Carmelo Sánchez

Personal information
- Full name: Carmelo Sánchez Alcaraz
- Date of birth: 22 February 2002 (age 24)
- Place of birth: Cartagena, Spain
- Position: Midfielder

Team information
- Current team: Moscardó

Youth career
- Cartagena FC
- Kelme
- 2018–2019: Murcia
- 2019–2021: UCAM Murcia

Senior career*
- Years: Team / Apps / (Gls)
- 2020–2021: UCAM Murcia B / 2 / (0)
- 2021–2022: Cartagena FC / 28 / (0)
- 2022–2023: Peña Balsamaiso / 29 / (2)
- 2023–2024: Arandina / 18 / (0)
- 2024: Cacereño / 4 / (0)
- 2024–2025: FC Cartagena B / 11 / (1)
- 2024–2025: FC Cartagena / 5 / (0)
- 2025–2026: Bala Azul / 10 / (0)
- 2026–: Moscardó / 13 / (0)

= Carmelo Sánchez =

Spanish footballer

Carmelo Sánchez Alcaraz (born 22 February 2002), sometimes known as just Carmelo, is a Spanish professional footballer who plays as a midfielder for Segunda Federación club Moscardó.

==Career==
Born in Cartagena, Region of Murcia, Carmelo represented Cartagena FC, Kelme CF, Real Murcia CF and UCAM Murcia CF as a youth.

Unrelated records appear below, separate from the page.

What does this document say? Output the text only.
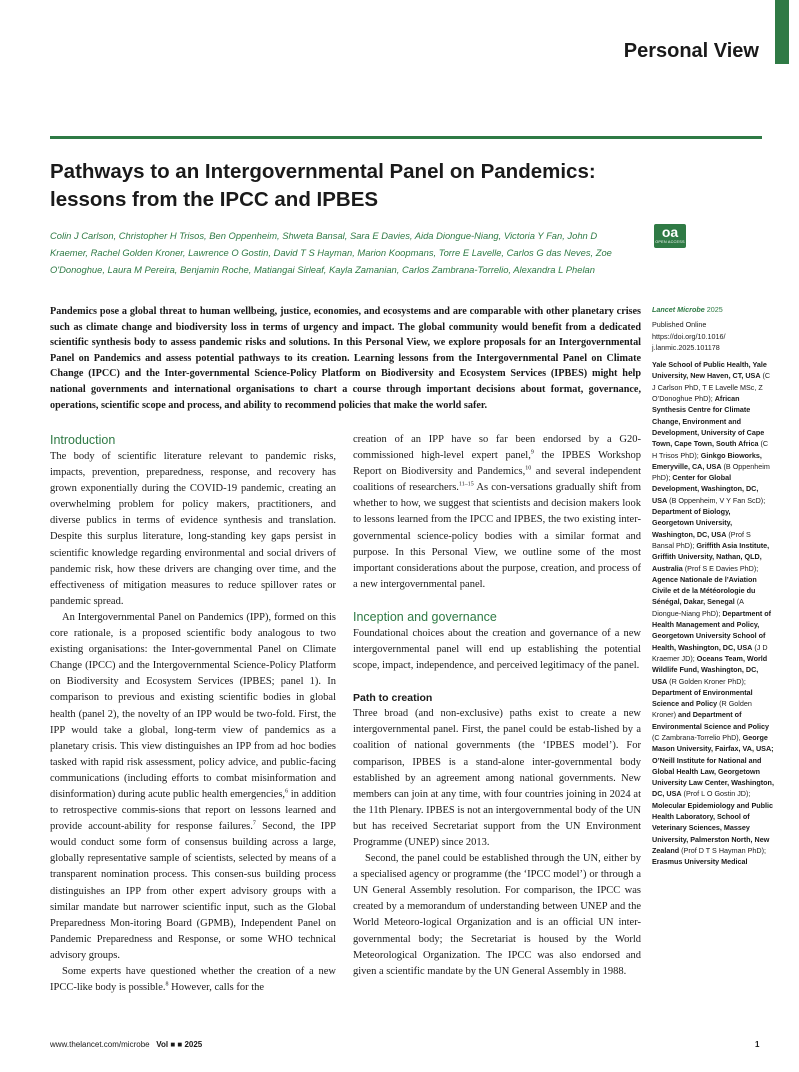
Personal View
Pathways to an Intergovernmental Panel on Pandemics: lessons from the IPCC and IPBES

Colin J Carlson, Christopher H Trisos, Ben Oppenheim, Shweta Bansal, Sara E Davies, Aida Diongue-Niang, Victoria Y Fan, John D Kraemer, Rachel Golden Kroner, Lawrence O Gostin, David T S Hayman, Marion Koopmans, Torre E Lavelle, Carlos G das Neves, Zoe O'Donoghue, Laura M Pereira, Benjamin Roche, Matiangai Sirleaf, Kayla Zamanian, Carlos Zambrana-Torrelio, Alexandra L Phelan

oa
OPEN ACCESS

Pandemics pose a global threat to human wellbeing, justice, economies, and ecosystems and are comparable with other planetary crises such as climate change and biodiversity loss in terms of urgency and impact. The global community would benefit from a dedicated scientific synthesis body to assess pandemic risks and solutions. In this Personal View, we explore proposals for an Intergovernmental Panel on Pandemics and assess potential pathways to its creation. Learning lessons from the Intergovernmental Panel on Climate Change (IPCC) and the Inter-governmental Science-Policy Platform on Biodiversity and Ecosystem Services (IPBES) might help national governments and international organisations to chart a course through important decisions about format, governance, operations, scientific scope and process, and ability to recommend policies that make the world safer.

Introduction

The body of scientific literature relevant to pandemic risks, impacts, prevention, preparedness, response, and recovery has grown exponentially during the COVID-19 pandemic, creating an overwhelming problem for policy makers, practitioners, and diverse publics in terms of evidence synthesis and translation. Despite this surplus literature, long-standing key gaps persist in scientific knowledge regarding environmental and social drivers of pandemic risk, how these drivers are changing over time, and the effectiveness of mitigation measures to reduce spillover rates or pandemic spread.

An Intergovernmental Panel on Pandemics (IPP), formed on this core rationale, is a proposed scientific body analogous to two existing organisations: the Inter-governmental Panel on Climate Change (IPCC) and the Intergovernmental Science-Policy Platform on Biodiversity and Ecosystem Services (IPBES; panel 1). In comparison to previous and existing scientific bodies in global health (panel 2), the novelty of an IPP would be two-fold. First, the IPP would take a global, long-term view of pandemics as a planetary crisis. This view distinguishes an IPP from ad hoc bodies tasked with rapid risk assessment, policy advice, and public-facing communications (including efforts to combat misinformation and disinformation) during acute public health emergencies,$^6$ in addition to retrospective commis-sions that report on lessons learned and provide account-ability for response failures.$^7$ Second, the IPP would conduct some form of consensus building across a large, globally representative sample of scientists, selected by means of a transparent nomination process. This consen-sus building process distinguishes an IPP from other expert advisory groups with a similar mandate but narrower scientific input, such as the Global Preparedness Mon-itoring Board (GPMB), Independent Panel on Pandemic Preparedness and Response, or some WHO technical advisory groups.

Some experts have questioned whether the creation of a new IPCC-like body is possible.$^8$ However, calls for the

creation of an IPP have so far been endorsed by a G20-commissioned high-level expert panel,$^9$ the IPBES Workshop Report on Biodiversity and Pandemics,$^{10}$ and several independent coalitions of researchers.$^{11-15}$ As con-versations gradually shift from whether to how, we suggest that scientists and decision makers look to lessons learned from the IPCC and IPBES, the two existing inter-governmental science-policy bodies with a similar format and purpose. In this Personal View, we outline some of the most important considerations about the purpose, creation, and process of a new intergovernmental panel.

Inception and governance

Foundational choices about the creation and governance of a new intergovernmental panel will end up establishing the potential scope, impact, independence, and perceived legitimacy of the panel.

Path to creation

Three broad (and non-exclusive) paths exist to create a new intergovernmental panel. First, the panel could be estab-lished by a coalition of national governments (the ‘IPBES model’). For comparison, IPBES is a stand-alone inter-governmental body established by an agreement among national governments. New members can join at any time, with four countries joining in 2024 at the 11th Plenary. IPBES is not an intergovernmental body of the UN but has received Secretariat support from the UN Environment Programme (UNEP) since 2013.

Second, the panel could be established through the UN, either by a specialised agency or programme (the ‘IPCC model’) or through a UN General Assembly resolution. For comparison, the IPCC was created by a memorandum of understanding between UNEP and the World Meteoro-logical Organization and is an official UN inter-governmental body; the Secretariat is housed by the World Meteorological Organization. The IPCC was also endorsed and given a scientific mandate by the UN General Assembly in 1988.

Lancet Microbe 2025
Published Online
https://doi.org/10.1016/ j.lanmic.2025.101178
Yale School of Public Health, Yale University, New Haven, CT, USA (C J Carlson PhD, T E Lavelle MSc, Z O’Donoghue PhD); African Synthesis Centre for Climate Change, Environment and Development, University of Cape Town, Cape Town, South Africa (C H Trisos PhD); Ginkgo Bioworks, Emeryville, CA, USA (B Oppenheim PhD); Center for Global Development, Washington, DC, USA (B Oppenheim, V Y Fan ScD); Department of Biology, Georgetown University, Washington, DC, USA (Prof S Bansal PhD); Griffith Asia Institute, Griffith University, Nathan, QLD, Australia (Prof S E Davies PhD); Agence Nationale de l’Aviation Civile et de la Météorologie du Sénégal, Dakar, Senegal (A Diongue-Niang PhD); Department of Health Management and Policy, Georgetown University School of Health, Washington, DC, USA (J D Kraemer JD); Oceans Team, World Wildlife Fund, Washington, DC, USA (R Golden Kroner PhD); Department of Environmental Science and Policy (R Golden Kroner) and Department of Environmental Science and Policy (C Zambrana-Torrelio PhD), George Mason University, Fairfax, VA, USA; O’Neill Institute for National and Global Health Law, Georgetown University Law Center, Washington, DC, USA (Prof L O Gostin JD); Molecular Epidemiology and Public Health Laboratory, School of Veterinary Sciences, Massey University, Palmerston North, New Zealand (Prof D T S Hayman PhD); Erasmus University Medical
www.thelancet.com/microbe Vol ■ ■ 2025	1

He made his senior debut with the latter's reserves on 26 January 2020, coming on as a second-half substitute in a 3–1 Tercera División away win over CD Plus Ultra.

On 12 July 2021, Carmelo returned to his first club Cartagena FC, now being assigned to the main squad in Tercera División RFEF. After being a regular starter, he moved to SD Logroñés on 30 August 2022, and was assigned to farm team Peña Balsamaiso CF also in the fifth division.

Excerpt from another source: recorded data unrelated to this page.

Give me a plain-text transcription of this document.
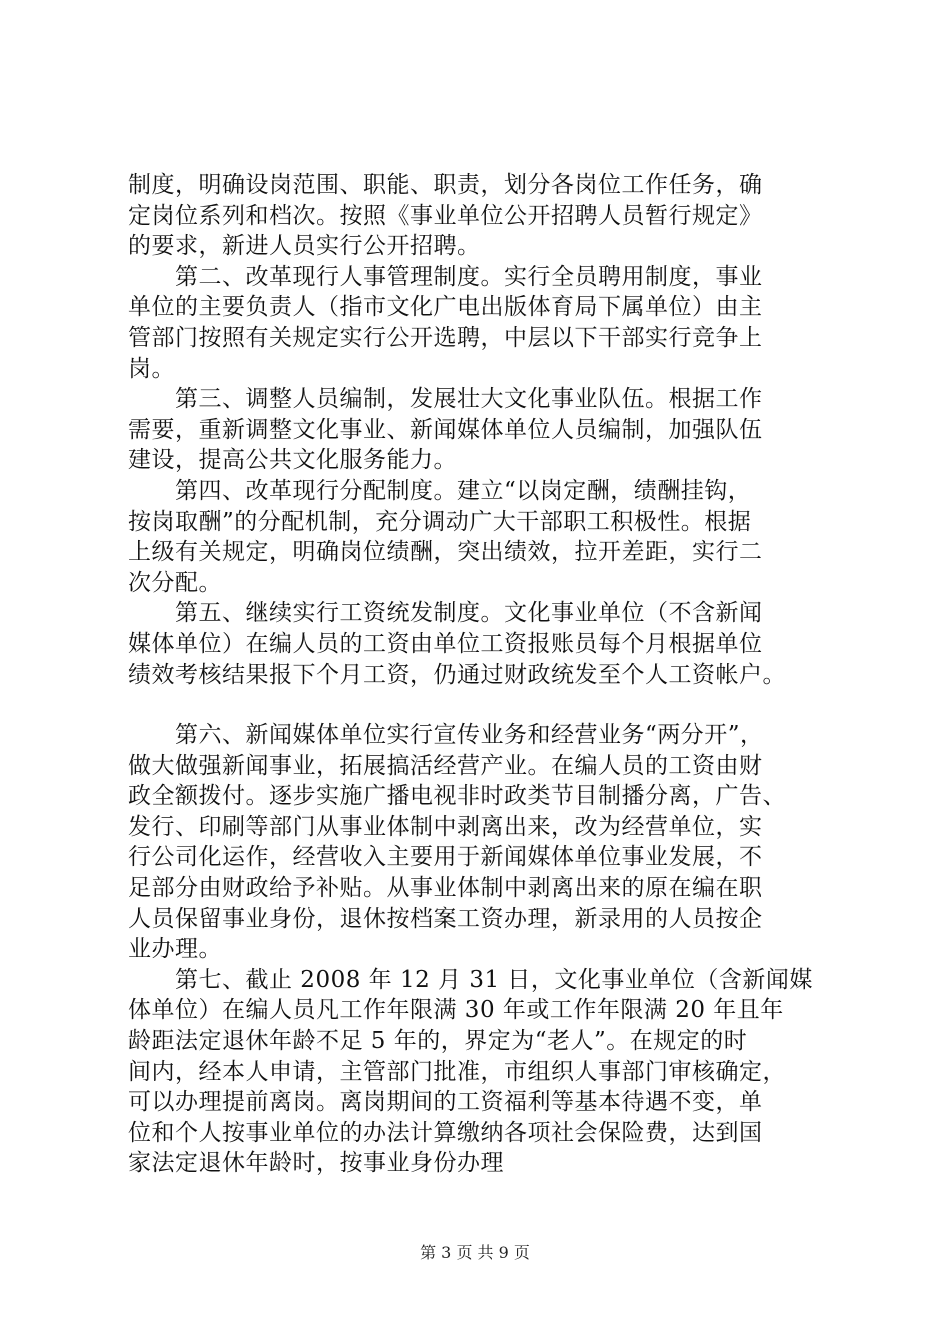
制度，明确设岗范围、职能、职责，划分各岗位工作任务，确
定岗位系列和档次。按照《事业单位公开招聘人员暂行规定》
的要求，新进人员实行公开招聘。
　　第二、改革现行人事管理制度。实行全员聘用制度，事业
单位的主要负责人（指市文化广电出版体育局下属单位）由主
管部门按照有关规定实行公开选聘，中层以下干部实行竞争上
岗。
　　第三、调整人员编制，发展壮大文化事业队伍。根据工作
需要，重新调整文化事业、新闻媒体单位人员编制，加强队伍
建设，提高公共文化服务能力。
　　第四、改革现行分配制度。建立“以岗定酬，绩酬挂钩，
按岗取酬”的分配机制，充分调动广大干部职工积极性。根据
上级有关规定，明确岗位绩酬，突出绩效，拉开差距，实行二
次分配。
　　第五、继续实行工资统发制度。文化事业单位（不含新闻
媒体单位）在编人员的工资由单位工资报账员每个月根据单位
绩效考核结果报下个月工资，仍通过财政统发至个人工资帐户。
　　第六、新闻媒体单位实行宣传业务和经营业务“两分开”，
做大做强新闻事业，拓展搞活经营产业。在编人员的工资由财
政全额拨付。逐步实施广播电视非时政类节目制播分离，广告、
发行、印刷等部门从事业体制中剥离出来，改为经营单位，实
行公司化运作，经营收入主要用于新闻媒体单位事业发展，不
足部分由财政给予补贴。从事业体制中剥离出来的原在编在职
人员保留事业身份，退休按档案工资办理，新录用的人员按企
业办理。
　　第七、截止 2008 年 12 月 31 日，文化事业单位（含新闻媒
体单位）在编人员凡工作年限满 30 年或工作年限满 20 年且年
龄距法定退休年龄不足 5 年的，界定为“老人”。在规定的时
间内，经本人申请，主管部门批准，市组织人事部门审核确定，
可以办理提前离岗。离岗期间的工资福利等基本待遇不变，单
位和个人按事业单位的办法计算缴纳各项社会保险费，达到国
家法定退休年龄时，按事业身份办理
第 3 页 共 9 页
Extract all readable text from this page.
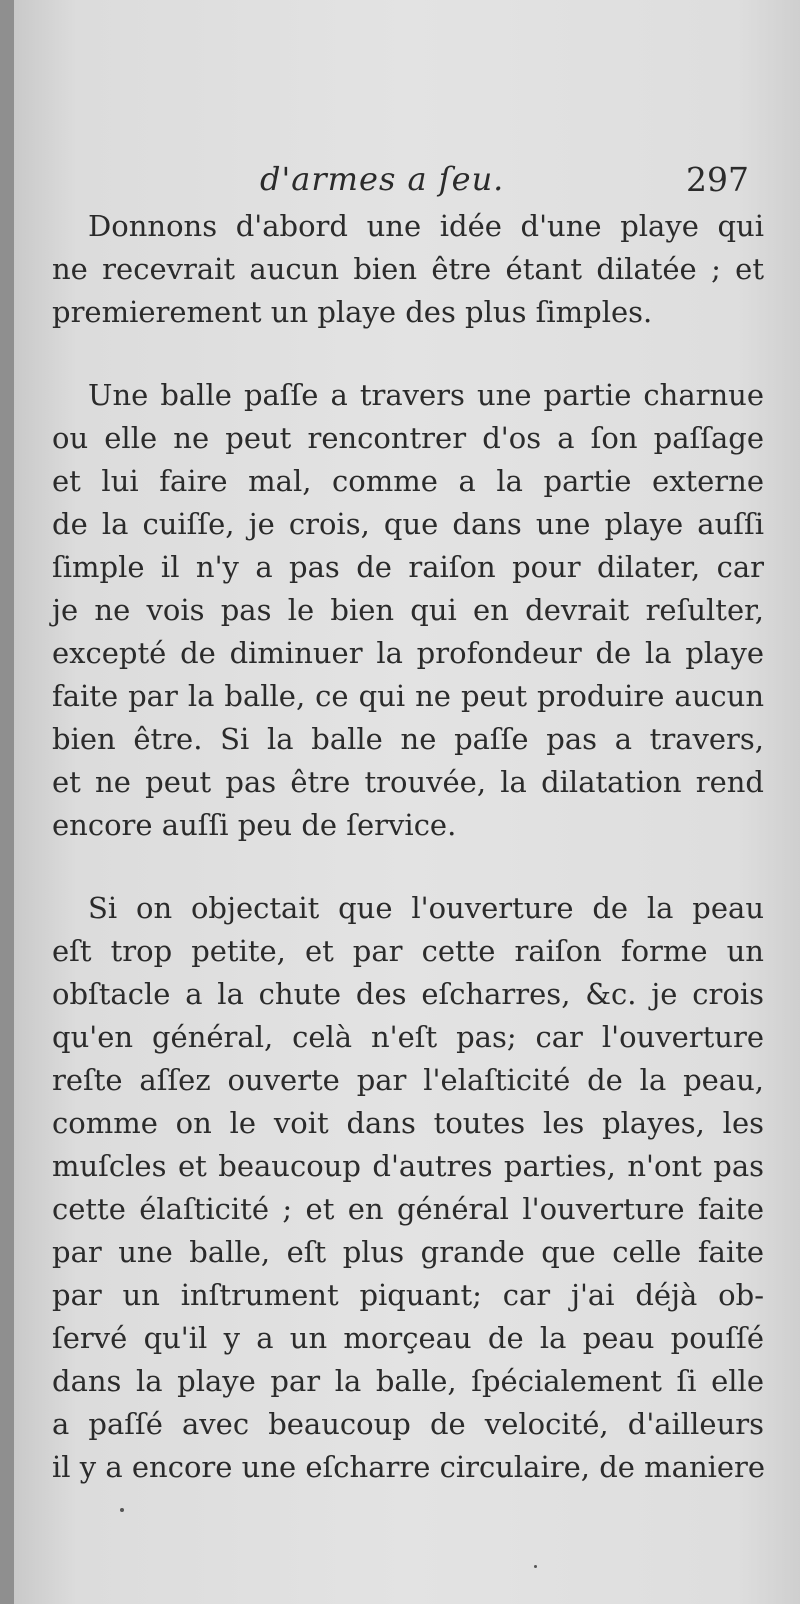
d'armes a ſeu.	297
Donnons d'abord une idée d'une playe qui
ne recevrait aucun bien être étant dilatée ; et
premierement un playe des plus ſimples.
Une balle paſſe a travers une partie charnue
ou elle ne peut rencontrer d'os a ſon paſſage
et lui faire mal, comme a la partie externe
de la cuiſſe, je crois, que dans une playe auſſi
ſimple il n'y a pas de raiſon pour dilater, car
je ne vois pas le bien qui en devrait reſulter,
excepté de diminuer la profondeur de la playe
faite par la balle, ce qui ne peut produire aucun
bien être. Si la balle ne paſſe pas a travers,
et ne peut pas être trouvée, la dilatation rend
encore auſſi peu de ſervice.
Si on objectait que l'ouverture de la peau
eſt trop petite, et par cette raiſon forme un
obſtacle a la chute des eſcharres, &c. je crois
qu'en général, celà n'eſt pas; car l'ouverture
reſte aſſez ouverte par l'elaſticité de la peau,
comme on le voit dans toutes les playes, les
muſcles et beaucoup d'autres parties, n'ont pas
cette élaſticité ; et en général l'ouverture faite
par une balle, eſt plus grande que celle faite
par un inſtrument piquant; car j'ai déjà ob-
ſervé qu'il y a un morçeau de la peau pouſſé
dans la playe par la balle, ſpécialement ſi elle
a paſſé avec beaucoup de velocité, d'ailleurs
il y a encore une eſcharre circulaire, de maniere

On 25 July 2023, Carmelo signed for Segunda Federación side Arandina CF. He moved to fellow league team CP Cacereño the following 24 January, but only featured rarely.

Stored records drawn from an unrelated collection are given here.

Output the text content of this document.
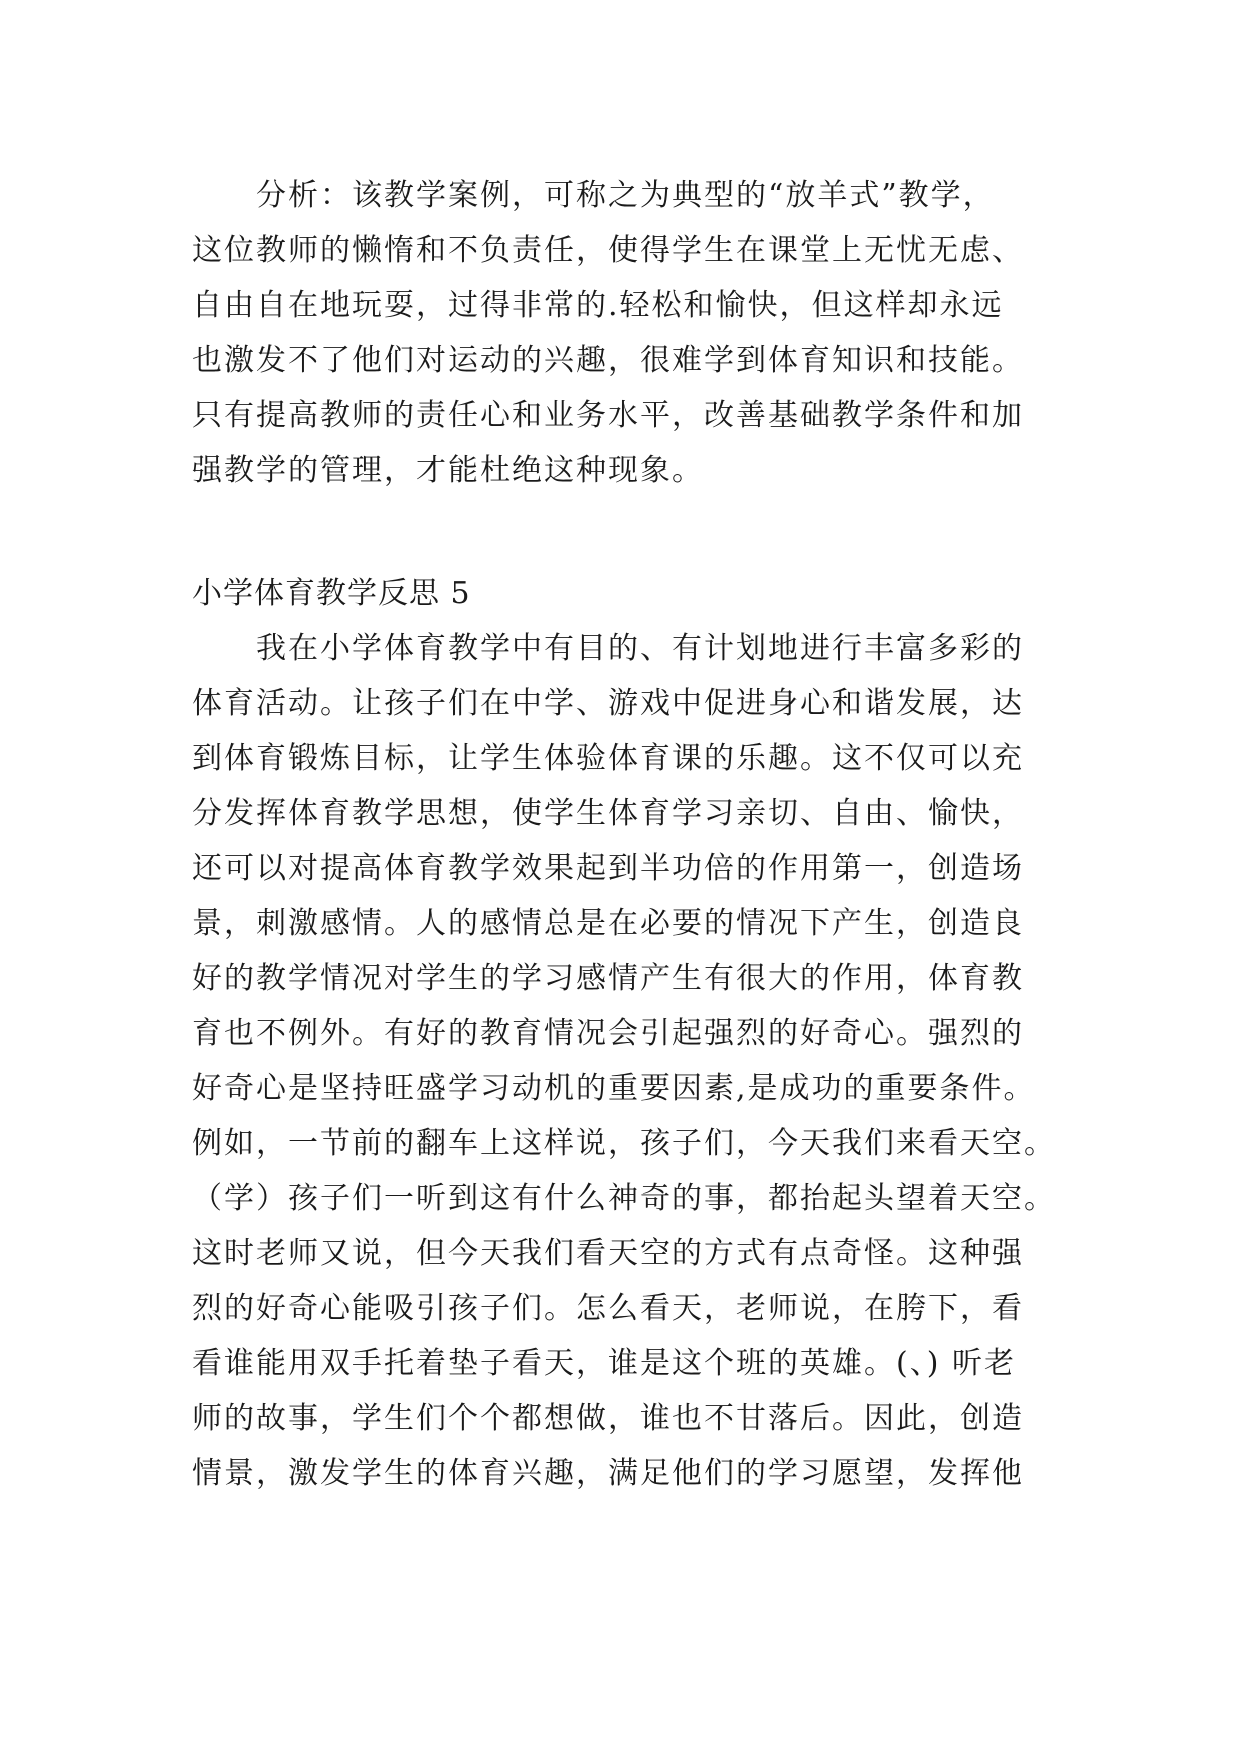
分析：该教学案例，可称之为典型的“放羊式”教学，
这位教师的懒惰和不负责任，使得学生在课堂上无忧无虑、
自由自在地玩耍，过得非常的.轻松和愉快，但这样却永远
也激发不了他们对运动的兴趣，很难学到体育知识和技能。
只有提高教师的责任心和业务水平，改善基础教学条件和加
强教学的管理，才能杜绝这种现象。
小学体育教学反思 5
我在小学体育教学中有目的、有计划地进行丰富多彩的
体育活动。让孩子们在中学、游戏中促进身心和谐发展，达
到体育锻炼目标，让学生体验体育课的乐趣。这不仅可以充
分发挥体育教学思想，使学生体育学习亲切、自由、愉快，
还可以对提高体育教学效果起到半功倍的作用第一，创造场
景，刺激感情。人的感情总是在必要的情况下产生，创造良
好的教学情况对学生的学习感情产生有很大的作用，体育教
育也不例外。有好的教育情况会引起强烈的好奇心。强烈的
好奇心是坚持旺盛学习动机的重要因素,是成功的重要条件。
例如，一节前的翻车上这样说，孩子们，今天我们来看天空。
（学）孩子们一听到这有什么神奇的事，都抬起头望着天空。
这时老师又说，但今天我们看天空的方式有点奇怪。这种强
烈的好奇心能吸引孩子们。怎么看天，老师说，在胯下，看
看谁能用双手托着垫子看天，谁是这个班的英雄。(、) 听老
师的故事，学生们个个都想做，谁也不甘落后。因此，创造
情景，激发学生的体育兴趣，满足他们的学习愿望，发挥他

On 7 July 2024, Carmelo returned to his hometown after agreeing to a contract with FC Cartagena; he was initially assigned to the B-team in division five. He made his first team debut on 17 November, replacing goalscorer Gastón Valles late into a 1–0 Segunda División home win over SD Huesca.